Buttet Yannick · Nationalrat · 2013-09-17
Buttet Yannick · Nationalrat · Wallis · Fraktion CVP-EVP · 2013-09-17
Wortprotokoll
Pour rappel, l'objectif de la présente motion de commission est d'optimiser le fonctionnement de la rétribution à prix coûtant du courant injecté (RPC) en limitant la bureaucratie et en accélérant le traitement des demandes pour les petites puissances installées.

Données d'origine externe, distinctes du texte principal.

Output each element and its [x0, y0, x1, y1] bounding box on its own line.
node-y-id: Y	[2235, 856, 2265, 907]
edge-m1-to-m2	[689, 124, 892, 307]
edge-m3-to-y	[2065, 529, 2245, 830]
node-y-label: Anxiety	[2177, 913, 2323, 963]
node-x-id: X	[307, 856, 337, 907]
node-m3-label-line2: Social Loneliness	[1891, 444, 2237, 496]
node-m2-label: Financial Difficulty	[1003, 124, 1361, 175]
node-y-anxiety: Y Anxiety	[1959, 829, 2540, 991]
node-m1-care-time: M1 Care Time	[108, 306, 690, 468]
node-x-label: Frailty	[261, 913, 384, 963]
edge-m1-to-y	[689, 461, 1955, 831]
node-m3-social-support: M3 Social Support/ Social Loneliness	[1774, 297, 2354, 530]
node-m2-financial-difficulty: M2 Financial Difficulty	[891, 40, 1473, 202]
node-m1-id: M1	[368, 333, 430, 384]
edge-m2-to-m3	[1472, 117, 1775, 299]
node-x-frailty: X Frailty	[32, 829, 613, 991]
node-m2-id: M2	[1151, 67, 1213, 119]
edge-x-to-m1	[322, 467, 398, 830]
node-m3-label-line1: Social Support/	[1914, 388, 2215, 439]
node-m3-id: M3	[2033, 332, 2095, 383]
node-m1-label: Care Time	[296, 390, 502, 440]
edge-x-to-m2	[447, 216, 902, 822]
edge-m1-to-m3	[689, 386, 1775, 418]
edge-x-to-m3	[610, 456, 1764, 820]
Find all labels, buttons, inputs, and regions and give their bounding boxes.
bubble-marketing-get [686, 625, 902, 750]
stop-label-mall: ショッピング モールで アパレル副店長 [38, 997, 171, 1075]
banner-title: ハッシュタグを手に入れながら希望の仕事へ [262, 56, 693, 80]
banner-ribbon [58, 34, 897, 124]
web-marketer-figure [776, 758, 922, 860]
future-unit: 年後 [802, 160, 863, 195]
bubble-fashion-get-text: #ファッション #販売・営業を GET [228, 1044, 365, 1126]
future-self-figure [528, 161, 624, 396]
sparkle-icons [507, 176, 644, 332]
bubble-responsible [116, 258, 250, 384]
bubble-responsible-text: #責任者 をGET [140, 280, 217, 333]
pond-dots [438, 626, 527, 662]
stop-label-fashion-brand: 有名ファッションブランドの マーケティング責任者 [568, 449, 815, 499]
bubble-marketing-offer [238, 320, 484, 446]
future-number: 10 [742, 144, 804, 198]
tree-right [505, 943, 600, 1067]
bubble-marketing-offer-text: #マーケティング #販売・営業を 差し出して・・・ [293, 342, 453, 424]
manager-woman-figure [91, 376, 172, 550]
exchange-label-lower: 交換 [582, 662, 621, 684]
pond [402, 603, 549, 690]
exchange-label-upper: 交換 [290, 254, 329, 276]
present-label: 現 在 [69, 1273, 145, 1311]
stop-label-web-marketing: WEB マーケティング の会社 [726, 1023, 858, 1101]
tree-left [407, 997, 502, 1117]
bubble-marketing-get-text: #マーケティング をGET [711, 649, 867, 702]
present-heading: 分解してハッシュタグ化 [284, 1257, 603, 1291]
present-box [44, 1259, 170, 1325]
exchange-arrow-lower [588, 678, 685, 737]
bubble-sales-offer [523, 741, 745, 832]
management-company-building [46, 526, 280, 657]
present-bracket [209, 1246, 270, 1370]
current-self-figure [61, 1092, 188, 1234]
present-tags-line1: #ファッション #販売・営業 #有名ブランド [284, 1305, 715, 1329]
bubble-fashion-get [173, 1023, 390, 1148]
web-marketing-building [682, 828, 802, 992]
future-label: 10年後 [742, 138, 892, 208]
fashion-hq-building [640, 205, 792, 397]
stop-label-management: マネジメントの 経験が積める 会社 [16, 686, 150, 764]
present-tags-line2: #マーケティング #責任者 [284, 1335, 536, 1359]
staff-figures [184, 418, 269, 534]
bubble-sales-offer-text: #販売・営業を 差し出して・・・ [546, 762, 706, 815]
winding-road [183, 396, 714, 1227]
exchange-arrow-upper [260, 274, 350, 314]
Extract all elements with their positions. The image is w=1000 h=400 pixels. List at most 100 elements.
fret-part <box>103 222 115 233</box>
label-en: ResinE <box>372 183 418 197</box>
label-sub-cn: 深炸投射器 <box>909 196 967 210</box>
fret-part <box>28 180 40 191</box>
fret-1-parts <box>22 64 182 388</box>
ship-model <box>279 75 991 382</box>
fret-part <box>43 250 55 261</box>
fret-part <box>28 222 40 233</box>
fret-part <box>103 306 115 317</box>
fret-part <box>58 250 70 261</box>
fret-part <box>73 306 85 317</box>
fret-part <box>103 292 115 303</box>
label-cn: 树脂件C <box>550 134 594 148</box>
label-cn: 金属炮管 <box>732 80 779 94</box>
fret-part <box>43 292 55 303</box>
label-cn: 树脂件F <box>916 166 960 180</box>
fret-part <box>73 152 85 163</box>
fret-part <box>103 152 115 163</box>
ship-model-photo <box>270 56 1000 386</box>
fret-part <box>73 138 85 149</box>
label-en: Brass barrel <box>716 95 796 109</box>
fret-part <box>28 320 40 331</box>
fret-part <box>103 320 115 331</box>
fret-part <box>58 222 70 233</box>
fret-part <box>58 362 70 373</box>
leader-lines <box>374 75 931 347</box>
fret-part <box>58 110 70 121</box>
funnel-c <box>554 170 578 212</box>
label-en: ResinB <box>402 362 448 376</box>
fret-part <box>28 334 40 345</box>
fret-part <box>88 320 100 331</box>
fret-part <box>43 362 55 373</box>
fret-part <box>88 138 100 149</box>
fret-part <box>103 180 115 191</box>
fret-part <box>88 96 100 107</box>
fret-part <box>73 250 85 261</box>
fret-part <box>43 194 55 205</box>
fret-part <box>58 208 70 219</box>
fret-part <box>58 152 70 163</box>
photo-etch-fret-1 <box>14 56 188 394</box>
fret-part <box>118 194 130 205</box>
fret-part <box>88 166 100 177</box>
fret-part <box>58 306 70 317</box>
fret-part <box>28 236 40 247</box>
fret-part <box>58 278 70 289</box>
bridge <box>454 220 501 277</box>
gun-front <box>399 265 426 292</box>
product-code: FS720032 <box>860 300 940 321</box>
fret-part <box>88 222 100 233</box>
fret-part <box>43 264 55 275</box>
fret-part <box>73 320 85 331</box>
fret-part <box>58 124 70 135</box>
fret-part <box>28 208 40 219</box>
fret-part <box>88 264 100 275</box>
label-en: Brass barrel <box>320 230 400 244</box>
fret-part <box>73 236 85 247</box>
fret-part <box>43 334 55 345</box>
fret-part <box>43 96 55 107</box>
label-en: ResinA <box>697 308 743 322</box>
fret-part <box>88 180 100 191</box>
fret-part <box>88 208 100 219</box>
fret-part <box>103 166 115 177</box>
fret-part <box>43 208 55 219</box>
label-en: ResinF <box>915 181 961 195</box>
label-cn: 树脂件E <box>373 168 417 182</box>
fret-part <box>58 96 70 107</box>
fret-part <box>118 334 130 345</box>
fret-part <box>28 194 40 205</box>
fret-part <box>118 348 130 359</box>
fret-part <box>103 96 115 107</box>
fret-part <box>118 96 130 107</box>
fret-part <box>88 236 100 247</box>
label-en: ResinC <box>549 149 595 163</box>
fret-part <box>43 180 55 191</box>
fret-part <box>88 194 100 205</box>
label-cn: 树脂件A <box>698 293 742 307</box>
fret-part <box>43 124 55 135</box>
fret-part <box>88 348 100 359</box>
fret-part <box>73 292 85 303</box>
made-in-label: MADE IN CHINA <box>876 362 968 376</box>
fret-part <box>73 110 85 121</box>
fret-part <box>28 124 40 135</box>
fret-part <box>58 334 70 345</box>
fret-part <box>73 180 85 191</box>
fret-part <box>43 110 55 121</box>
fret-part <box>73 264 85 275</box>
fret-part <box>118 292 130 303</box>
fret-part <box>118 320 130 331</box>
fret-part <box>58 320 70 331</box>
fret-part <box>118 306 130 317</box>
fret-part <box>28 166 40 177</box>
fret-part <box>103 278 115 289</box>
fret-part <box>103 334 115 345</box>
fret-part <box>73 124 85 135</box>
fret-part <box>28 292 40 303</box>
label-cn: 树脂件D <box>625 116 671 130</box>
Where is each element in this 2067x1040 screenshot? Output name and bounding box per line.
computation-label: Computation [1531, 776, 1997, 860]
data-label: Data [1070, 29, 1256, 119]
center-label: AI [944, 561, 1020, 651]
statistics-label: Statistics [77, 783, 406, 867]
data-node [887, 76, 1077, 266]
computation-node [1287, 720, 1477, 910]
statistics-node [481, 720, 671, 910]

Il s'agit d'une part de consacrer le principe de la contribution initiale unique pour les petites installations et d'autre part de raccourcir la durée d'indemnisation pour les plus grandes installations. Clairement, les petites installations seront ainsi exclues de la RPC pour bénéficier d'un subventionnement initial unique. La création de ces deux catégories va d'ailleurs dans le sens de la Stratégie énergétique 2050.
Notre conseil a accepté cette proposition le 14 décembre 2012 en fixant la limite entre petite et grande installation à 10 kilowattheures. Le Conseil des Etats a aussi été sensible à cette optimisation de la RPC. Il a donc également accepté cette optimisation mais a décidé de fixer la limite entre petite et grande installation à 30 kilowattheures. Cette nouvelle limite pourrait être séduisante et l'on pourrait se dire qu'elle va permettre une diminution plus rapide de la liste d'attente de la RPC. Au final, cette limite à 30 kilowattheures va simplement exclure de la RPC un nombre plus important d'installations, en particulier photovoltaïques sur les toits d'habitations agricoles ou sur les granges.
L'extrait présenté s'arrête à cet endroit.